While helpful, public sector net debt does not provide a complete picture of the UK’s long-term fiscal sustainability. Figure 7 shows two other important metrics: the cost of government debt financing, and an estimate of the underlying annual increase in borrowing due to economic scarring from the crisis. Counter-intuitively, the latest forecast for government spending on debt interest is between £10 billion and £15 billion below the equivalent forecast from March. This is driven mainly by a fall in interest rates on the Government’s debt. Under this metric, then, the Government’s fiscal position has actually improved since March as debt interest payments have fallen. However, if interest rates were to rise in future these costs could increase materially.

Under the OBR’s central and downside scenarios, there is assumed to be a long-run reduction in UK economic activity as a result of the scarring effects of the crisis. This results in a persistent increase in annual borrowing based on current spending and taxation plans.

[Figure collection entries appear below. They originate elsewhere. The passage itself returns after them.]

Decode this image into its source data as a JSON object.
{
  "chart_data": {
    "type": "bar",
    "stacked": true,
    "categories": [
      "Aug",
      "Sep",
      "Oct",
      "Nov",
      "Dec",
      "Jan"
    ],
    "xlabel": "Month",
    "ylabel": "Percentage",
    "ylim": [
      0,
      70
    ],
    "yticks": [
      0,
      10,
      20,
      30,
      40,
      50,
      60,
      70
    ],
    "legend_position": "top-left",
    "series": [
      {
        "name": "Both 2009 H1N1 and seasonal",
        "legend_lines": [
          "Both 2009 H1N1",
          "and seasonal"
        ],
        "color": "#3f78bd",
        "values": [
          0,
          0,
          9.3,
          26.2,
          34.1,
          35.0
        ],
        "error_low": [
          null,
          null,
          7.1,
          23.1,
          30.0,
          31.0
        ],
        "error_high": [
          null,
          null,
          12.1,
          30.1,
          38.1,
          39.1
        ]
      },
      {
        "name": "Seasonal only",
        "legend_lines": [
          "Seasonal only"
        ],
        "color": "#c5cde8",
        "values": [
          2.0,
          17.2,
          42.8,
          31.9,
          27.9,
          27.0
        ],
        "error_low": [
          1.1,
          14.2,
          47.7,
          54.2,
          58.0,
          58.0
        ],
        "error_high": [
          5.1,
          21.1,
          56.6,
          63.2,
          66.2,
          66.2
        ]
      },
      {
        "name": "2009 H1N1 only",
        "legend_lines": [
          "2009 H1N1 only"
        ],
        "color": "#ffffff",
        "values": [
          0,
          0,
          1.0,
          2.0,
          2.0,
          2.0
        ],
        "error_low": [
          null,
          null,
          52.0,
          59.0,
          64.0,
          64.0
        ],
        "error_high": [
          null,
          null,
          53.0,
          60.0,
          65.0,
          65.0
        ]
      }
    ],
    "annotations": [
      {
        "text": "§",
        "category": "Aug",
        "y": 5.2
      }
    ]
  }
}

The right-hand panel of Figure 7 shows the estimate of the impact of lower economic activity in 2024-25 on public sector net borrowing. This shows that the primary driver of increased borrowing is lower revenue in labour, consumption and corporate taxes.

Figure 7:  Debt interest is expected to fall this year but scarring effects will push up annual borrowing in the long-term

Looking further ahead, tax rises will be needed to put the public finances back on a sustainable path

The higher structural deficit will tend to increase borrowing in the longer-term, pushing up on government debt, and will require lower spending or higher taxes (than pre-crisis) to ensure fiscal sustainability. Looking to medium, and longer-term fiscal sustainability risks, the FSR comes to similar conclusions as set out in recent work that debt interest costs remain low and financing constraints appear manageable. However, the OBR also estimates that a fiscal tightening of around 3 per cent of GDP (or £64 billion) decade-on-decade to reach a more ‘sustainable’ debt stock of 75 per cent of GDP by 2069-70. This reflects the lasting economic damage from the pandemic, coupled with demographic trends that place even more pressure on the public finances.

All this emphasises the need for a credible fiscal framework that returns the public finances to sustainability.

Given that the Prime Minister has ruled out of a return to spending cuts as a way of returning the public finances to sustainability, this will mean tax rises. The Chancellor will face a huge political challenge of delivering the rises likely to be required to put the country’s public finances on a solid long-term footing.

The welcome update to the OBR’s assessment of the economic impact of coronavirus illustrates the extent of the gamble that the Government is taking with unemployment

In conclusion, while much depends on the progress in fighting the virus and in finding a long-term solution, the fact that even in the central scenario unemployment returns to levels not seen since the 1980s illustrates the importance of policy measures to reduce that rise in unemployment. While the large-scale, targeted measures needed to achieve that would be expensive, the analysis from the OBR illustrates that the Government can afford to take them, as long as the costs of servicing those debts remains low. As today’s Report emphasises, the key to that will be having a credible plan to ensure the public finances return to a sustainable position.